Jazilul berujar jika nantinya rekomendasi PBNU untuk presiden dipilih MPR dapat diterima, artinya PKB berhasil meyakinkan seluruh fraksi.

"Kalau semua fraksi yang ada menerima berarti pkb berhasil meyakinkan apa yang menjadi rekomendasi PBNU," jelasnya.

Berbeda dengan dua partai di atas. Penolakan tegas disampaikan oleh partai besutan Susilo Bambang Yudhoyono (SBY). Ketua DPP Partai Demokrat Jansen Sitindaon mengatakan, hak rakyat untuk memilih langsung pemimpinnya tidak boleh dicabut dan dibatalkan.

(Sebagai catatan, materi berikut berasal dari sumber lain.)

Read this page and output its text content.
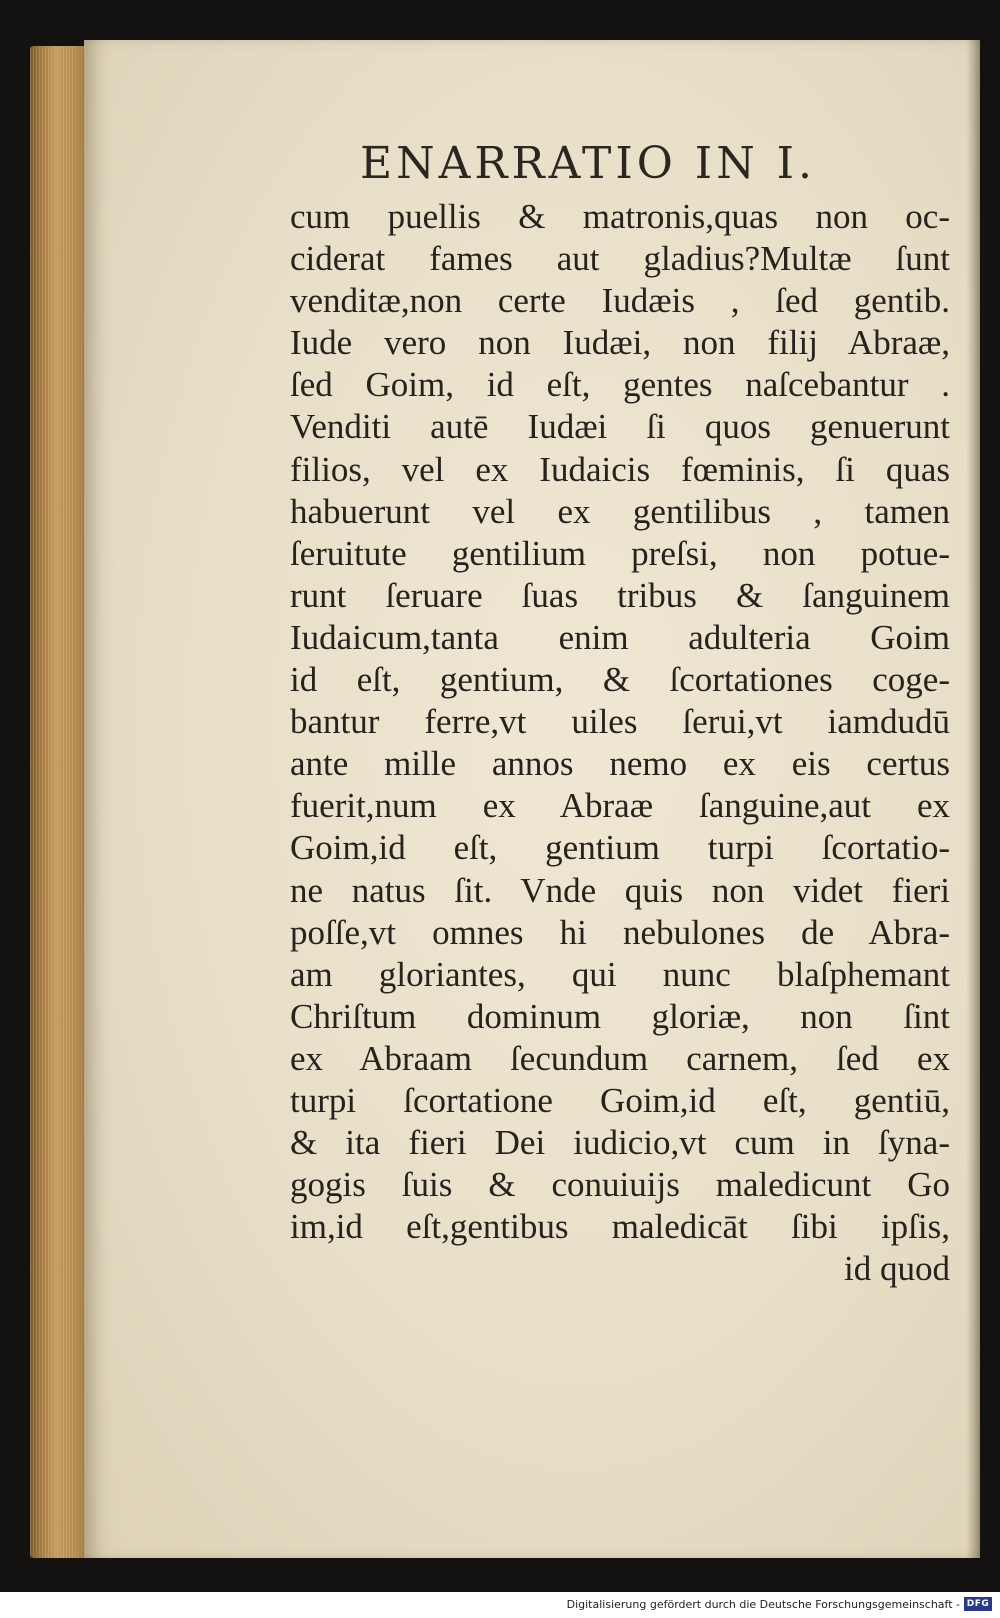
ENARRATIO IN I.
cum puellis & matronis,quas non oc-
ciderat fames aut gladius?Multæ ſunt
venditæ,non certe Iudæis , ſed gentib.
Iude vero non Iudæi, non filij Abraæ,
ſed Goim, id eſt, gentes naſcebantur .
Venditi autē Iudæi ſi quos genuerunt
filios, vel ex Iudaicis fœminis, ſi quas
habuerunt vel ex gentilibus , tamen
ſeruitute gentilium preſsi, non potue-
runt ſeruare ſuas tribus & ſanguinem
Iudaicum,tanta enim adulteria Goim
id eſt, gentium, & ſcortationes coge-
bantur ferre,vt uiles ſerui,vt iamdudū
ante mille annos nemo ex eis certus
fuerit,num ex Abraæ ſanguine,aut ex
Goim,id eſt, gentium turpi ſcortatio-
ne natus ſit. Vnde quis non videt fieri
poſſe,vt omnes hi nebulones de Abra-
am gloriantes, qui nunc blaſphemant
Chriſtum dominum gloriæ, non ſint
ex Abraam ſecundum carnem, ſed ex
turpi ſcortatione Goim,id eſt, gentiū,
& ita fieri Dei iudicio,vt cum in ſyna-
gogis ſuis & conuiuijs maledicunt Go
im,id eſt,gentibus maledicāt ſibi ipſis,
id quod
Digitalisierung gefördert durch die Deutsche Forschungsgemeinschaft - DFG
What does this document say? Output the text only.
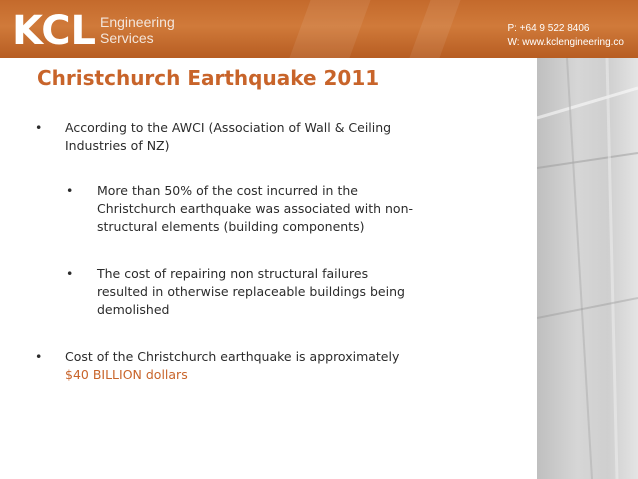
KCL Engineering
Services
P: +64 9 522 8406
W: www.kclengineering.co
Christchurch Earthquake 2011
• According to the AWCI (Association of Wall & Ceiling
Industries of NZ)
• More than 50% of the cost incurred in the
Christchurch earthquake was associated with non-
structural elements (building components)
• The cost of repairing non structural failures
resulted in otherwise replaceable buildings being
demolished
• Cost of the Christchurch earthquake is approximately
$40 BILLION dollars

"Sederhananya dalam tataran praktek, kalau Presiden kembali dipilih MPR, yang menentukan itu ya hanya 9 orang ketua umum partai di parlemen saja. Masak negeri berpenduduk 260 juta ini yang menentukan Presidennya hanya 9 orang saja," tutur Jansen.

Jansen menjelaskan, memilih langsung Presiden secara langsung adalah salah satu hak politik yang hilang di era Orde Baru. Ia menilai, dengan mengembalikan pemilihan presiden kepada MPR, Indonesia akan mengalami kemunduran.

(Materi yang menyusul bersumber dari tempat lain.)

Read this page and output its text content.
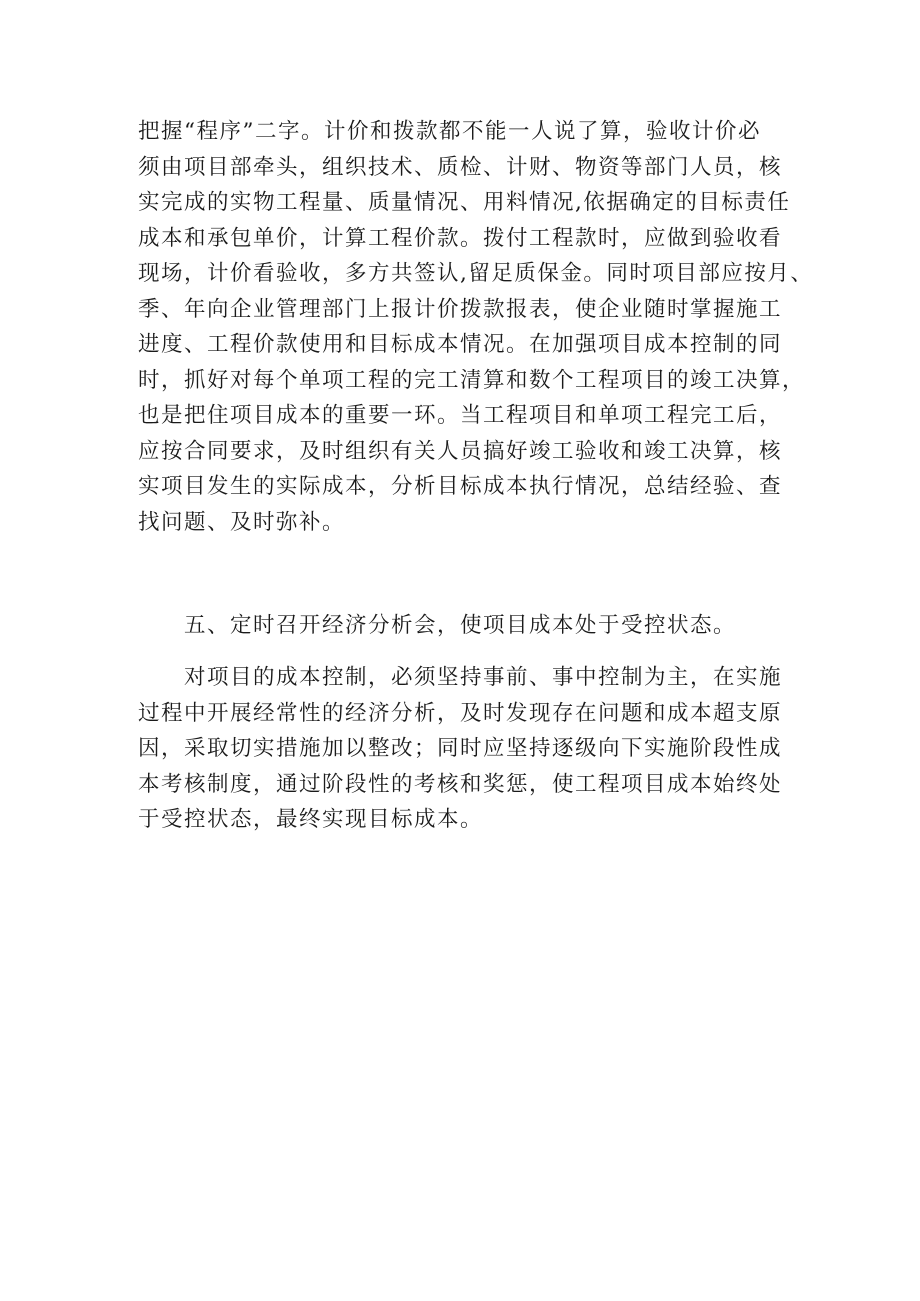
把握“程序”二字。计价和拨款都不能一人说了算，验收计价必
须由项目部牵头，组织技术、质检、计财、物资等部门人员，核
实完成的实物工程量、质量情况、用料情况,依据确定的目标责任
成本和承包单价，计算工程价款。拨付工程款时，应做到验收看
现场，计价看验收，多方共签认,留足质保金。同时项目部应按月、
季、年向企业管理部门上报计价拨款报表，使企业随时掌握施工
进度、工程价款使用和目标成本情况。在加强项目成本控制的同
时，抓好对每个单项工程的完工清算和数个工程项目的竣工决算，
也是把住项目成本的重要一环。当工程项目和单项工程完工后，
应按合同要求，及时组织有关人员搞好竣工验收和竣工决算，核
实项目发生的实际成本，分析目标成本执行情况，总结经验、查
找问题、及时弥补。
五、定时召开经济分析会，使项目成本处于受控状态。
对项目的成本控制，必须坚持事前、事中控制为主，在实施
过程中开展经常性的经济分析，及时发现存在问题和成本超支原
因，采取切实措施加以整改；同时应坚持逐级向下实施阶段性成
本考核制度，通过阶段性的考核和奖惩，使工程项目成本始终处
于受控状态，最终实现目标成本。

"Kalau pemilihan langsung ini ada kekurangannya ya kita perbaiki. Bukan 'gebyah uyah' dikembalikan ke MPR. Misalnya soal money politics atau politik berbiaya tinggi. Yang kita perkuat lembaga pengawasannya," tuturnya.

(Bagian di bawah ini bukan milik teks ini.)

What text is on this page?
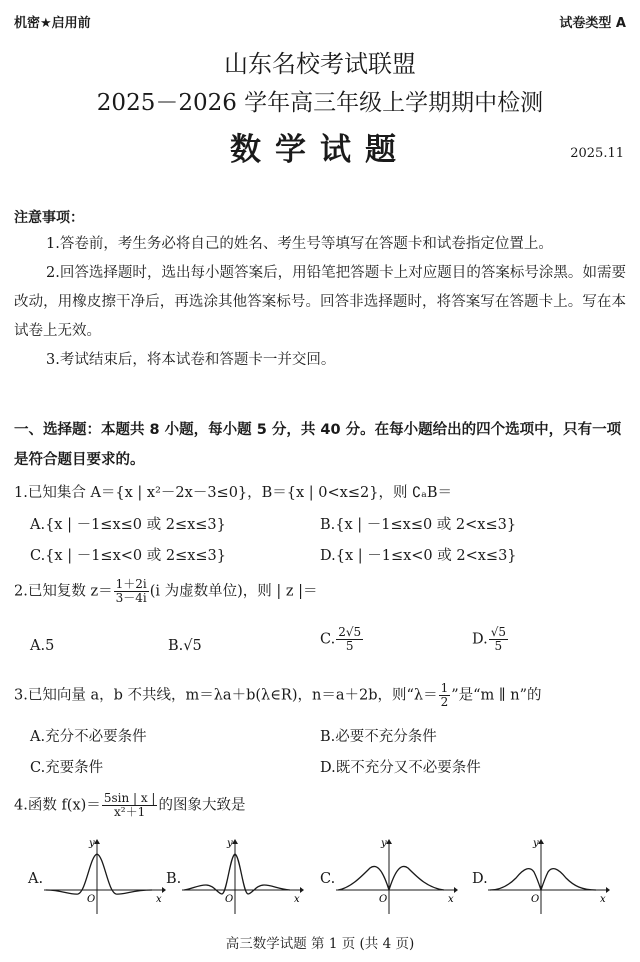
机密★启用前	试卷类型 A
山东名校考试联盟
2025－2026 学年高三年级上学期期中检测
数学试题	2025.11
注意事项：
1.答卷前，考生务必将自己的姓名、考生号等填写在答题卡和试卷指定位置上。
2.回答选择题时，选出每小题答案后，用铅笔把答题卡上对应题目的答案标号涂黑。如需要改动，用橡皮擦干净后，再选涂其他答案标号。回答非选择题时，将答案写在答题卡上。写在本试卷上无效。
3.考试结束后，将本试卷和答题卡一并交回。
一、选择题：本题共 8 小题，每小题 5 分，共 40 分。在每小题给出的四个选项中，只有一项是符合题目要求的。
1.已知集合 A＝{x | x²－2x－3≤0}，B＝{x | 0<x≤2}，则 ∁ₐB＝
A.{x | －1≤x≤0 或 2≤x≤3}	B.{x | －1≤x≤0 或 2<x≤3}
C.{x | －1≤x<0 或 2≤x≤3}	D.{x | －1≤x<0 或 2<x≤3}
2.已知复数 $z= \frac{1+2i}{3-4i} (i$ 为虚数单位)，则 | z |＝
A.5	B.√5	C. $\frac{2√5}{5}$	D. $\frac{√5}{5}$
3.已知向量 a，b 不共线，m＝λa＋b(λ∈R)，n＝a＋2b，则“$\lambda= \frac{1}{2}$ ”是“m ∥ n”的
A.充分不必要条件	B.必要不充分条件
C.充要条件	D.既不充分又不必要条件
4.函数 $f(x)= \frac{5\sin | x |}{\text{x²＋1}}$ 的图象大致是
A.
y
x
O
B.
y
x
O
C.
y
x
O
D.
y
x
O
高三数学试题 第 1 页 (共 4 页)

"Apakah ada jaminan kalau dipilih oleh MPR pasti akan bersih dari money politics?," sambungnya.

Menurut Jansen, jika yang dikhawatirkan pemilu selanjutnya panas seperti Pilpres 2019. Maka yang harus dilakukan adalah menutunkan presidental threshold-nya, sehingga akan banyak muncul calon. Dengan begitu,masyarakat jadi punya banyak alternatif pilihan.

"(Masyarakat) juga tidak akan terbagi ke dua kelompok saja seperti kemarin. Selain itu pemilunya kembali dipisah, bukan seperti kemarin legislatif dan pilpres dibuat bareng. Satu jenis pemilu saja sudah buat panas, apalagi dua jenis pemilu digabung. Jadi kami Demokrat menolak, mengembalikan kedaulatan rakyat memilih Presiden ini ke tangan MPR. Kalau ada kekurangan mari kita perbaiki," terangnya.

Sekadar informasi, rekomendasi PBNU itu disampaikan langsung oleh Ketua PBNU Said Aqil saat menerima kunjungan dari Pimpinan MPR di PBNU terkait amandaen UUD 1945.

Said mengatakan, rekomendasi ini berangkat dari kenyataan pemilu berbiaya tinggi. Selain itu, pemilihan presiden secara langsung juga dapat menimbulkan gejolak di masyarakat yang terbelah karena berbeda pilihan.